A coalition of California fishing and seafood groups is grappling with environmental groups and animal welfare activists over state legislation to mandate the adoption of ropeless gear in commercial and recreational fisheries to protect whales.
The struggle is closely watched on the East Coast, where Massachusetts state fisheries officials are embarking on a one-year experiment with ropeless or “pop-up” gear aiming to reduce entanglement danger for endangered right whales.
One tack taken by California Dungeness crabbers when talking to state lawmakers is to portray ropeless gear as unreliable – and potentially increasing the danger that lost gear poses to marine mammals.
“We have a pretty strong argument on our side,” said Ben Platt, president of the California Coast Crab Association. “I think the thing that resonates most is that anyone on the fishing industry side worked with pop-up gear thinks it is unworkable.”
“There’s at least a 20 percent failure rate,” said Platt. If used widely that could lead to “tangles of lost gear…not only a huge marine pollution issue,” he said. “That’s really our number-one argument and that’s what they (state legislators) seem to key in on.”

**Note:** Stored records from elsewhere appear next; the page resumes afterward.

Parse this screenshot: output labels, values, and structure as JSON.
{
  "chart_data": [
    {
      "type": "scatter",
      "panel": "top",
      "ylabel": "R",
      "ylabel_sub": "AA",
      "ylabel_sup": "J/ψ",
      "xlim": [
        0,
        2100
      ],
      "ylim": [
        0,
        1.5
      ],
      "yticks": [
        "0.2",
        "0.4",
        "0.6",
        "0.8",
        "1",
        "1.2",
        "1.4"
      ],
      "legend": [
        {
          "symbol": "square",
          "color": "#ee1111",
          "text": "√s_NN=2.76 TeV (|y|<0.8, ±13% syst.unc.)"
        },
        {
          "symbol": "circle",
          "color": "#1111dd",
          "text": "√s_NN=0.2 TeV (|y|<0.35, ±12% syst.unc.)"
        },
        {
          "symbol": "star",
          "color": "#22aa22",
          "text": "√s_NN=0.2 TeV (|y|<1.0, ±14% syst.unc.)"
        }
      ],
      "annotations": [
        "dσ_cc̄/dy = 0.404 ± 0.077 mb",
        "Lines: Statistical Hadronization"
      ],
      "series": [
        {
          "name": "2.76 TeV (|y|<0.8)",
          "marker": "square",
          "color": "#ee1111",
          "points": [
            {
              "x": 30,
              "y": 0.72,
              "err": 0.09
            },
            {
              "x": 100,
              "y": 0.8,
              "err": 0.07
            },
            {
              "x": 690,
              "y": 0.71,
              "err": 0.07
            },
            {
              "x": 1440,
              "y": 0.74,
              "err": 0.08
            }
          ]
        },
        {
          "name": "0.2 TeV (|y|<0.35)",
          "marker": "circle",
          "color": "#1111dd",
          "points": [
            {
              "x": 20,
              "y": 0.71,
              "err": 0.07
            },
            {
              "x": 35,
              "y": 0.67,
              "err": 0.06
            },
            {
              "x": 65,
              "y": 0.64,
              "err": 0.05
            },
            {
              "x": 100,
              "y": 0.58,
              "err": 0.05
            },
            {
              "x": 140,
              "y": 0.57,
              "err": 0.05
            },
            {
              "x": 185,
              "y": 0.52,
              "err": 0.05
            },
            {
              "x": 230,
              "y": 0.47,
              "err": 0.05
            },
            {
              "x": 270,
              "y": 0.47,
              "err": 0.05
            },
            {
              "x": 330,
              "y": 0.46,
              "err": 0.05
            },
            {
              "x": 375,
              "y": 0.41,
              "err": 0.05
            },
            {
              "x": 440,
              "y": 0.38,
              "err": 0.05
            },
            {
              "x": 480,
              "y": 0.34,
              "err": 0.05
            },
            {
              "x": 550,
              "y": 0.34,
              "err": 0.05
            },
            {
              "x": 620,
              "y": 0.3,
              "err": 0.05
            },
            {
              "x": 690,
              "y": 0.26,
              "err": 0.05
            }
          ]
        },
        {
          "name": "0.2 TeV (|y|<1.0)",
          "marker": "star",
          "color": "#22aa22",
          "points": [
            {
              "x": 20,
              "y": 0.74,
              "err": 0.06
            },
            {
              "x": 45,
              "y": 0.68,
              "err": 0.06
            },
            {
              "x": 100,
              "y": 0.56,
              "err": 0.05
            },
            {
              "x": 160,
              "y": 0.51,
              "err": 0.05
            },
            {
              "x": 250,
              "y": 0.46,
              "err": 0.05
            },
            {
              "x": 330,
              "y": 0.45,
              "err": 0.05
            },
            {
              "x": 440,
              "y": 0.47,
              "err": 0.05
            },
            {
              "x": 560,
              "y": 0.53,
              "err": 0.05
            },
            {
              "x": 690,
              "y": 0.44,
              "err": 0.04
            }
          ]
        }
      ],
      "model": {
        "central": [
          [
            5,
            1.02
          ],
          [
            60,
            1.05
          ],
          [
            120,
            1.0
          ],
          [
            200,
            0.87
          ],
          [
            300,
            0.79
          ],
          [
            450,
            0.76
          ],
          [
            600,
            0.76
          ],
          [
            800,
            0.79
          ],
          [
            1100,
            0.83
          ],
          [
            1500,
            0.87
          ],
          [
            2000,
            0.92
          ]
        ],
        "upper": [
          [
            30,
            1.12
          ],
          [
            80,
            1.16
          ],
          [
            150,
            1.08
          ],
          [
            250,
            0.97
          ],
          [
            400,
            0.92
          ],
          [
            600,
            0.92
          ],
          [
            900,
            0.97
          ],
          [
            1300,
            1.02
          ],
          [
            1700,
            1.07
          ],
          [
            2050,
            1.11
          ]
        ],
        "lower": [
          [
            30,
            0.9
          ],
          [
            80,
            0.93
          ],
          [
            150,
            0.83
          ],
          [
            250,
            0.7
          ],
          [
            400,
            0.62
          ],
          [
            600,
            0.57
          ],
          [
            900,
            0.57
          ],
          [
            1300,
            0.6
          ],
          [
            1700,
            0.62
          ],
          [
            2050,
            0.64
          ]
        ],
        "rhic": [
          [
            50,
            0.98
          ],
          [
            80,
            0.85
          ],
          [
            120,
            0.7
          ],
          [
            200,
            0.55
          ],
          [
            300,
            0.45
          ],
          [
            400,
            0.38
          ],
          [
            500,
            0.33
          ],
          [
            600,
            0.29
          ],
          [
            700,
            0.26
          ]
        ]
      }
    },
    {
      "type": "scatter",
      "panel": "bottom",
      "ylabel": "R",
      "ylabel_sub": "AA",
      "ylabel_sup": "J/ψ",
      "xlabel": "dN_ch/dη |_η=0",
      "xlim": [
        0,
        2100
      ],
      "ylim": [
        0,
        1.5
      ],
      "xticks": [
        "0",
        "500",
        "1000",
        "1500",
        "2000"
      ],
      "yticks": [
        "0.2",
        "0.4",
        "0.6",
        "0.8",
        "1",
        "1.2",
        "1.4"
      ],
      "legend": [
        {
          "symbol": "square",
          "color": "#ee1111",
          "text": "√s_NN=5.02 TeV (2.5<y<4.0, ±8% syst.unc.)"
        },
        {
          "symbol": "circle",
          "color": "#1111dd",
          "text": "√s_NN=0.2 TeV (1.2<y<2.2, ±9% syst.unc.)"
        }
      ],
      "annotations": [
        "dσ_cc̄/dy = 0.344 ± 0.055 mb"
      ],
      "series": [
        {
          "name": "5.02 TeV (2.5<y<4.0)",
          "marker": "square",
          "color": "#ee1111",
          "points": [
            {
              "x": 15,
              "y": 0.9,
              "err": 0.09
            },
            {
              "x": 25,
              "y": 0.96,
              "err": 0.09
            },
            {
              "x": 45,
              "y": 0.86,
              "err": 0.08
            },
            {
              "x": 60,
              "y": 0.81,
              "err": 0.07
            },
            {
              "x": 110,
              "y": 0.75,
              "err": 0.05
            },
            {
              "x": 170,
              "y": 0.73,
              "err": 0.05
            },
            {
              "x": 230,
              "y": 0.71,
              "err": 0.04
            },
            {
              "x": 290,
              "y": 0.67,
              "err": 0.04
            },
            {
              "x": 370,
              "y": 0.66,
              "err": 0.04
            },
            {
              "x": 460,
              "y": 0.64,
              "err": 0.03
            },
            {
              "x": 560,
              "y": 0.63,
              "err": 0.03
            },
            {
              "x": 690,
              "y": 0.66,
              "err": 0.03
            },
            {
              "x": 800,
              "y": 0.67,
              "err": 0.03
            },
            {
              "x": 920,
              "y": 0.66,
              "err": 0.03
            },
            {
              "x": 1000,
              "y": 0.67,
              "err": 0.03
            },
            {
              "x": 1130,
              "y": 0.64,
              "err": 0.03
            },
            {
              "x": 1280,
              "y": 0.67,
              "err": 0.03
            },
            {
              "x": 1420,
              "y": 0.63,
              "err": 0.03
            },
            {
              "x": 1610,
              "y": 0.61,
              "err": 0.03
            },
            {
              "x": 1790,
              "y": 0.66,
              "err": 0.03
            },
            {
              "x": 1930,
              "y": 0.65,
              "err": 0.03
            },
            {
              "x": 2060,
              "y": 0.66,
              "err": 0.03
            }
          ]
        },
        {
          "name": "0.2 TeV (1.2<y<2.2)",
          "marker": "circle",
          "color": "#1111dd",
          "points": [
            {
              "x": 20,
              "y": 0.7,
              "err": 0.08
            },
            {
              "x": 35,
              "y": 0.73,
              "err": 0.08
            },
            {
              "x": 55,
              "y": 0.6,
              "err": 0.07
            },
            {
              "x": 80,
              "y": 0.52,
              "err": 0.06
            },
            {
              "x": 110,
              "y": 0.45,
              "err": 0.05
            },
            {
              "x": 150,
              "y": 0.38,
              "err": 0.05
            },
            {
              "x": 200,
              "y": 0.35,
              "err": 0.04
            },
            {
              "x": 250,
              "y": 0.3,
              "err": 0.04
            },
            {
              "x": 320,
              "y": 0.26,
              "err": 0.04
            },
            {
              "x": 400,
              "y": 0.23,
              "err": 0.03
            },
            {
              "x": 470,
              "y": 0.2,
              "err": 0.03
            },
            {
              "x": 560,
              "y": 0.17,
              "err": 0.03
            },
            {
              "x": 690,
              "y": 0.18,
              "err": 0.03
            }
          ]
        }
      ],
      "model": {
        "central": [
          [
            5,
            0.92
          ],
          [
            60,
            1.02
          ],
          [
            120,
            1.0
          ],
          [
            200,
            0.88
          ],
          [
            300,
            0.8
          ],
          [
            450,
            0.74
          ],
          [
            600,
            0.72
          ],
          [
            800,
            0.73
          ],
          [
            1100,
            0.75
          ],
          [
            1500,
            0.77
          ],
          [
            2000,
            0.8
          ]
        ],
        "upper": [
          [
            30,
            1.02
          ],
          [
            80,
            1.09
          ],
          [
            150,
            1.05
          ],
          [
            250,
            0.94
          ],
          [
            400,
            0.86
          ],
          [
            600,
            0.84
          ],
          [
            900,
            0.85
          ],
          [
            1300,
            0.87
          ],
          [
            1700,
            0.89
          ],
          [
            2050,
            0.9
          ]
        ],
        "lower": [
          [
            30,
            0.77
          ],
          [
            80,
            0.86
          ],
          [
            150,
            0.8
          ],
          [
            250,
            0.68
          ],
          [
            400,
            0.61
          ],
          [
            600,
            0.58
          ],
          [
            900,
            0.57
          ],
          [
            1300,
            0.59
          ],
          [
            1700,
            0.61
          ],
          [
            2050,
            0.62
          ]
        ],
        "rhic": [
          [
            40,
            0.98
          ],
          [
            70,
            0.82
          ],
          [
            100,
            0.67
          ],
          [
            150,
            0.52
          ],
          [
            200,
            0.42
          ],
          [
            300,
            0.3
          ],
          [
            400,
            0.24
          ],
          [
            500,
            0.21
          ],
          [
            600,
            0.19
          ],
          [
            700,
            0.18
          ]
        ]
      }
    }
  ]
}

The bill AB 534 has been delayed in legislative committee hearings until April 22, after original sponsor Assembly Member Rob Bonta, D-Oakland, was nominated by Gov. Gavin Newsom for state attorney general. Supporters and opponents of the legislation are waging campaigns by telephone and social media.
“Whales and other marine life have long been exploited by humans, nearing the point of extinction,” said Judie Mancuso, CEO and founder of Social Compassion in Legislation, a political animal advocacy group, in a statement with Bonta when the legislation was introduced in February. “It’s time we prioritize and protect our most magnificent ocean creatures and put whale entanglements in the past.”
The bill’s backers asserted ropeless gear “is the only way to eliminate entanglement risk while permitting crabbing to continue.”
“That’s why I’ve authored this vital bill, which reaffirms California’s commitment to ocean conservation and sustainable crabbing operations, while also making the state a leader in crabbing technology that can be exported and used around the world,” said Bonta.
From the crabbers’ perspective, California should be exporting its success in managing whales and commercial fishing, said Platt.
“This should be a model of how a robust commercial fishery coexists with a recovering endangered species,” said Platt.
When the Center for Biological Diversity filed a lawsuit against the state Department of Fish and Wildlife over whale interactions, the humpback whale population was estimated at 2,200 animals, said Platt. Now it’s revised to more than 7,200 with a population growth rate of 8 percent to 10 percent, he said.
The last confirmed interaction was in the 2020 season when a whale was released unharmed, said Platt: “Even with an occasional interaction, we’re a blip.”
In an April 1 statement the California Coastal Crab Association broke down the financial impact of ropeless gear at “between $720 and $2,500 per device.
"This means that a permit owner with a 500-trap tier allotment must spend between $360,000 and $1,255,000 to switch from the existing gear to ‘pop-up’ gear. By comparison, a 500-trap allotment today, including all traps, lines, buoys, and bait jars, will cost between $80,000 and $125,000.”
The association has brought seafood dealers, retailers and even recreational and charter fishing operators into its lobbying effort, said Platt.
“I’ve been buying and selling live crabs for more than a decade, including year-round delivery to many Asian restaurants and seafood markets in Assembly Member Bonta’s own district, and I can tell you his bill will make it extremely challenging for all of us to survive economically,” said George Lay, owner of Ocean King Fish, in a joint statement with the association. “The Asian community is all about traditions, especially live Dungeness crab; it’s at every family gathering. AB 534 will price live crab out of reach for a lot of families, essentially killing this tradition and many businesses in the process.”
With requirements that already surpass federal protections, California’s state policy is zero interactions.
“We are on board with the idea of trying to get there,” with the crabbers’ own ideas such as potentially longlining pots and recovery by grapple, said Platt. “But they have to let us do it.”